The ECB stands firm and rules out rate hikes


BarcelonaBusinesses and governments have started the year with a clear question for the glass ball about what 2022 should bring them: whether it will be the year that interest rate hikes return. The price of money has been low in the eurozone since 2016, in what was an attempt by the European Central Bank (ECB), then controlled by Mario Draghi, to boost the weak economic recovery after of the trauma of the double crisis that was the Great Recession. But the start of the year, with inflation unleashed, has brought change winds.

Both the ECB and the Fed (US Federal Reserve) have addressed the issue in recent hours. And they have done so in opposite directions. The Frankfurt-based entity has done so through its chief economist, Philip Lane, who has defended the agency’s forecasts that inflation, which has warmed in recent months, will fall to below 2% in in the coming months, which will remove the need to raise rates. “We believe that inflation will fall this year and will be below our 2% target in 2023 and 2024,” Lane said in an interview with The sun 24 hours. His conclusion is clear: “The criteria for raising interest rates are not met.” Underlying these criteria is inflation, which does not take into account energy prices – soaring – or food prices, and which for now does not show any “significant acceleration”.

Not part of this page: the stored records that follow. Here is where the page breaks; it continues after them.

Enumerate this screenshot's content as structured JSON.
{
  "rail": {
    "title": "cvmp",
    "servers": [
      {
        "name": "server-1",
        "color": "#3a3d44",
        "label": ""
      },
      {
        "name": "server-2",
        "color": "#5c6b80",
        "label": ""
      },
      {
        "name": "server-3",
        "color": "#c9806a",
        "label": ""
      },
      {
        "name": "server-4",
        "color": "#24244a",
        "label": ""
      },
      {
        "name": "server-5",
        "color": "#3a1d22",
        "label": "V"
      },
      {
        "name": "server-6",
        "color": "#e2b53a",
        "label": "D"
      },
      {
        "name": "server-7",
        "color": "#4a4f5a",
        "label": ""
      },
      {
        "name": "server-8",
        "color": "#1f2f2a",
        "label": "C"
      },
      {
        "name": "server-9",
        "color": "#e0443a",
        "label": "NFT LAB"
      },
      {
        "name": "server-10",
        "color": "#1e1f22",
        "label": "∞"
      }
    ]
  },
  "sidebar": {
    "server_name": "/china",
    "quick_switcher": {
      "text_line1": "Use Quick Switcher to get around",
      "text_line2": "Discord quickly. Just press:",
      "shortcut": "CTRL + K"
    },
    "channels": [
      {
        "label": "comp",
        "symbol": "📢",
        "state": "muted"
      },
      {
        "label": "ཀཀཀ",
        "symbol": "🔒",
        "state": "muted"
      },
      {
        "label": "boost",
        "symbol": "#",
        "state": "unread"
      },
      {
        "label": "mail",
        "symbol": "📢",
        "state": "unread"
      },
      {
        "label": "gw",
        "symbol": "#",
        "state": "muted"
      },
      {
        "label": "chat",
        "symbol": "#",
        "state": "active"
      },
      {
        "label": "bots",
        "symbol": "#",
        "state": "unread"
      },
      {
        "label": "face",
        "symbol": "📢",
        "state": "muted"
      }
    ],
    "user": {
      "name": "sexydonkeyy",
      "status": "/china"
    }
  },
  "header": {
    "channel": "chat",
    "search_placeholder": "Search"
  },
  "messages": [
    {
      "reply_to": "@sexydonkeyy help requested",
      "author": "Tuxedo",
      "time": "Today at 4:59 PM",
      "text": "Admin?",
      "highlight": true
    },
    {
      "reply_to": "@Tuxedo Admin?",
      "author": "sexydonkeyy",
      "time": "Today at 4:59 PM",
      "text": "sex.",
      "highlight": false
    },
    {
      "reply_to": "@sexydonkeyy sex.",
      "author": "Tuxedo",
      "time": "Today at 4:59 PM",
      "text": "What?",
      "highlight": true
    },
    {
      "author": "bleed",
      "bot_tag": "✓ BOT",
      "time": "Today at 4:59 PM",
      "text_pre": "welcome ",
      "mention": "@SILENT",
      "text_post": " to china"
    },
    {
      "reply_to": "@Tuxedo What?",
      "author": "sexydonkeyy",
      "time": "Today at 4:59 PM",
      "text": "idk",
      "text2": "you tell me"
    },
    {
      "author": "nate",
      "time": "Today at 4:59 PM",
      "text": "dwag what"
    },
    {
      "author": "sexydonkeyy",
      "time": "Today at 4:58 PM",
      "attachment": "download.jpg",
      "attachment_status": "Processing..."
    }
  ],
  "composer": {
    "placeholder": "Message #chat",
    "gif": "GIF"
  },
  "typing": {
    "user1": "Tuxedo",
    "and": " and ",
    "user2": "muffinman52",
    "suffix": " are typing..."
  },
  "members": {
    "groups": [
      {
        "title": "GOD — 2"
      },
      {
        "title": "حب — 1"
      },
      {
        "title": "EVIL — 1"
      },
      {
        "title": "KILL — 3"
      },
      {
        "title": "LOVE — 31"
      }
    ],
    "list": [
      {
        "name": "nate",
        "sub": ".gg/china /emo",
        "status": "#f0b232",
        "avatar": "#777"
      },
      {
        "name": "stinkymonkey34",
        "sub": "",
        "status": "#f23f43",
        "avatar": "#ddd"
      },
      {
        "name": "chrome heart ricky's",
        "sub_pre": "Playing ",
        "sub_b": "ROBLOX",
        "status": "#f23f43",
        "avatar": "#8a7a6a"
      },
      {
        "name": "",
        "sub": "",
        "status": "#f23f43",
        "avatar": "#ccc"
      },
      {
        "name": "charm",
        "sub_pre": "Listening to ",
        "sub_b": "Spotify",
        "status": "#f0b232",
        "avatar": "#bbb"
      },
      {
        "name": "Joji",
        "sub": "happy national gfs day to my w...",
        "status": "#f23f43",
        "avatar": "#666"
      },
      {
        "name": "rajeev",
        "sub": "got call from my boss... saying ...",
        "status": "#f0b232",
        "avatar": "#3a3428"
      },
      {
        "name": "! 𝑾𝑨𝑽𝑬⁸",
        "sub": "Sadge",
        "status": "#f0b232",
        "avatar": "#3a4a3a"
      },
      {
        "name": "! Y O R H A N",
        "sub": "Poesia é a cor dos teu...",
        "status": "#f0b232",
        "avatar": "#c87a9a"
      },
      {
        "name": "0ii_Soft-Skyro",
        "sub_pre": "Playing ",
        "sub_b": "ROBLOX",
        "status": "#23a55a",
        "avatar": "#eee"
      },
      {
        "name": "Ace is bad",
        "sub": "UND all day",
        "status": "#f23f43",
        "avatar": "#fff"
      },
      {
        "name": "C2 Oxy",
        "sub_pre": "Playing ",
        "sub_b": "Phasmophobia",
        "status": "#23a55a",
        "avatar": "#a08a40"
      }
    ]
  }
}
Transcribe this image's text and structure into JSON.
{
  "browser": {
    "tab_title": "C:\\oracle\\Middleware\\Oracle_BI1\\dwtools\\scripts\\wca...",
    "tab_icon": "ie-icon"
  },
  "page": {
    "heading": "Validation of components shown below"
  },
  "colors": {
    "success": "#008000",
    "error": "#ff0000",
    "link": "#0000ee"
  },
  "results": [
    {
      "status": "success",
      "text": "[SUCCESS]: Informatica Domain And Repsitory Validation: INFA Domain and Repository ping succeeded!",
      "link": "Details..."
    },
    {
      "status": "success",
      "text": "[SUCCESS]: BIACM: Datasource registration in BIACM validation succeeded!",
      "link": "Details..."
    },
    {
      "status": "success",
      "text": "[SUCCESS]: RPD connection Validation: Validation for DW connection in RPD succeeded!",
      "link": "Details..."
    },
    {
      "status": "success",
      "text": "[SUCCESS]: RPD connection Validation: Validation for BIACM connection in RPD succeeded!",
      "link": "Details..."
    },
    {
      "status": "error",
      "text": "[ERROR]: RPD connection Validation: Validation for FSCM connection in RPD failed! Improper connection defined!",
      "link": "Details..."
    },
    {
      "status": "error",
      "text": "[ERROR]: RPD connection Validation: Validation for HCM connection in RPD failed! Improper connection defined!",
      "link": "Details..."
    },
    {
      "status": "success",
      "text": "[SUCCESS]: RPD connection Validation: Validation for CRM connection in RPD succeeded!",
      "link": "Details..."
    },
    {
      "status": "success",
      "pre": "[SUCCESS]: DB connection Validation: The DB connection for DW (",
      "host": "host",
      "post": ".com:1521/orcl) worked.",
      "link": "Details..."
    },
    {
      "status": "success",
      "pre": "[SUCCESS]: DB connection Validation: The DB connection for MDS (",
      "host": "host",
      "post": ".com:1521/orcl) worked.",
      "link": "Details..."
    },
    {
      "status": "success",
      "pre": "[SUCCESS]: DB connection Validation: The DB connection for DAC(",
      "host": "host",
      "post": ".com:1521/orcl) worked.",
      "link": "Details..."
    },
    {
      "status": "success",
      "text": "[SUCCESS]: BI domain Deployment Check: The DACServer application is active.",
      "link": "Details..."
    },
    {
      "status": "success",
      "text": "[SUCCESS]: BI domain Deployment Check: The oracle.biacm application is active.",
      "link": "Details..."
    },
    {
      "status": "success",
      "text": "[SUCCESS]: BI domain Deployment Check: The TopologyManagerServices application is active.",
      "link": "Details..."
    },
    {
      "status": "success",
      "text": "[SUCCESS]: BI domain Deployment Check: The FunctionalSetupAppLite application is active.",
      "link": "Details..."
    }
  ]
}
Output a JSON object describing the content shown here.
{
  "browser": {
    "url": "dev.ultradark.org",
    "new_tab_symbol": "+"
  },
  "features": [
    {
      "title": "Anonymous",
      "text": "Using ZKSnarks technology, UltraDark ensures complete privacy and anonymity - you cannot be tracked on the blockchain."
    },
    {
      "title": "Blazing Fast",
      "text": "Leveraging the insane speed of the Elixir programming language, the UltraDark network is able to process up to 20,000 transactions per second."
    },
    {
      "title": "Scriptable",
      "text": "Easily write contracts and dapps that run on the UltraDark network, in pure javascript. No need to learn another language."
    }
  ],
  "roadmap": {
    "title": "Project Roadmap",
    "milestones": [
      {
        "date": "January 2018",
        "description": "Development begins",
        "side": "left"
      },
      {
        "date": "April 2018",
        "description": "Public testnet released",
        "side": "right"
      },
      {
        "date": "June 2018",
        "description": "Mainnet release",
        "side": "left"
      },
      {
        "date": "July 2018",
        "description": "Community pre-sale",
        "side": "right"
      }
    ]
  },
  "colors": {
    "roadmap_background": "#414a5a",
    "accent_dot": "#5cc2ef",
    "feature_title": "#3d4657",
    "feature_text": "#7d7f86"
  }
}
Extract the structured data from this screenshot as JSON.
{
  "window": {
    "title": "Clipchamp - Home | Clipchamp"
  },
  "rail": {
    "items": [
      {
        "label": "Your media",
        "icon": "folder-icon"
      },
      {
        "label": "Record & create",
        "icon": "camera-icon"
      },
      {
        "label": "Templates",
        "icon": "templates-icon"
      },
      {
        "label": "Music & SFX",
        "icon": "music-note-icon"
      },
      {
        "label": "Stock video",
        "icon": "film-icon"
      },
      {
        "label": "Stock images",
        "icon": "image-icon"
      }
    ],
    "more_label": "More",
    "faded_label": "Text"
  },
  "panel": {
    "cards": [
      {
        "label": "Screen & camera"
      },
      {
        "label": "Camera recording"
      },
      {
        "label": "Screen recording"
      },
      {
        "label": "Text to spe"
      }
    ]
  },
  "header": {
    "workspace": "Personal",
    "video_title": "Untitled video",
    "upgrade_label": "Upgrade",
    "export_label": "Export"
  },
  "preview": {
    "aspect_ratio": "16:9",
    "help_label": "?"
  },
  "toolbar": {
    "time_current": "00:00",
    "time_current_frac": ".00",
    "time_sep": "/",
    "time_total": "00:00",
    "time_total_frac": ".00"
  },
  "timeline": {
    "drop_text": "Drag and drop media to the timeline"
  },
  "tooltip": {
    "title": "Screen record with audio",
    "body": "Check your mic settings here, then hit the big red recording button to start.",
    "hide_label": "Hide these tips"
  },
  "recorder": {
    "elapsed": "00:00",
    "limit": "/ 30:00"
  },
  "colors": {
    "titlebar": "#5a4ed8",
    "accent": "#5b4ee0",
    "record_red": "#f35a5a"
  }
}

The ECB’s chief economist says in the interview that there is a “crystal clear difference” between the situation in Europe and that in the United States, where there is more unanimity that inflation will not stabilize around 2% if there is no rate hike. ECB President Christine Lagarde, aware that the decision not to raise interest rates is upsetting the influential German Bundesbank, said on Tuesday that the price increase was being taken “very seriously”: “People can trust that our commitment to the ‘price stability is unbreakable’.

But the ECB looks at inflation from a different perspective than the Fed does. The President of the Federal Reserve Bank of Atlanta, Raphael Bostic, has suggested in various interviews published this Tuesday in the United States that the US central bank may begin to raise interest rates in March, and points out that during 2022 there will be a maximum of three price increases for the money. “There is a risk that inflation is likely to be high over a long period of time and we need to respond in a direct, clear, and aggressive manner,” he said. The central banker has stated that there is a “reasonable possibility” that the first rate hike since the start of the pandemic will take place in March, which would mark, symbolically at least, an official exit from the abrupt crisis. economic generated by covid.

The debate is now more lively than it has been in recent years. Because while it is true that the pandemic crisis ruled out an increase in the price of money during 2020 and 2021, the global shortage and the sharp rise in prices have made rate hikes a real expectation. Proof of this is the stock market: in 2022, CaixaBank, Sabadell, Bankinter, BBVA and Santander are among the stocks that have risen the most, with increases of between 12% and 5%.

It should be remembered that interest rates have a direct impact on the bank’s profit and loss accounts, a hyper-regulated sector where the commodity (money) has a base price set by the ECB. In the economy as a whole, interest rates have an even higher weight: central banks lower the price of money when they think the economy needs a boost – the theory goes that with the cheapest money loans they run more and increase investment and consumption – and they push it up when they think the economy is gaining too much momentum and they think the pace needs to slow down so as not to trigger inflation. The truth is that some voices point out that we are already late: in December inflation reached 5% in the euro area, and in Spain it stood at 6.7% year-on-year, levels that had not been seen in three decades, something which triggers the expectation of rate hikes.


Source: Ara.cat – Portada by www.ara.cat.

*The article has been translated based on the content of Ara.cat – Portada by www.ara.cat. If there is any problem regarding the content, copyright, please leave a report below the article. We will try to process as quickly as possible to protect the rights of the author. Thank you very much!

*We just want readers to access information more quickly and easily with other multilingual content, instead of information only available in a certain language.

*We always respect the copyright of the content of the author and always include the original link of the source article.If the author disagrees, just leave the report below the article, the article will be edited or deleted at the request of the author. Thanks very much! Best regards!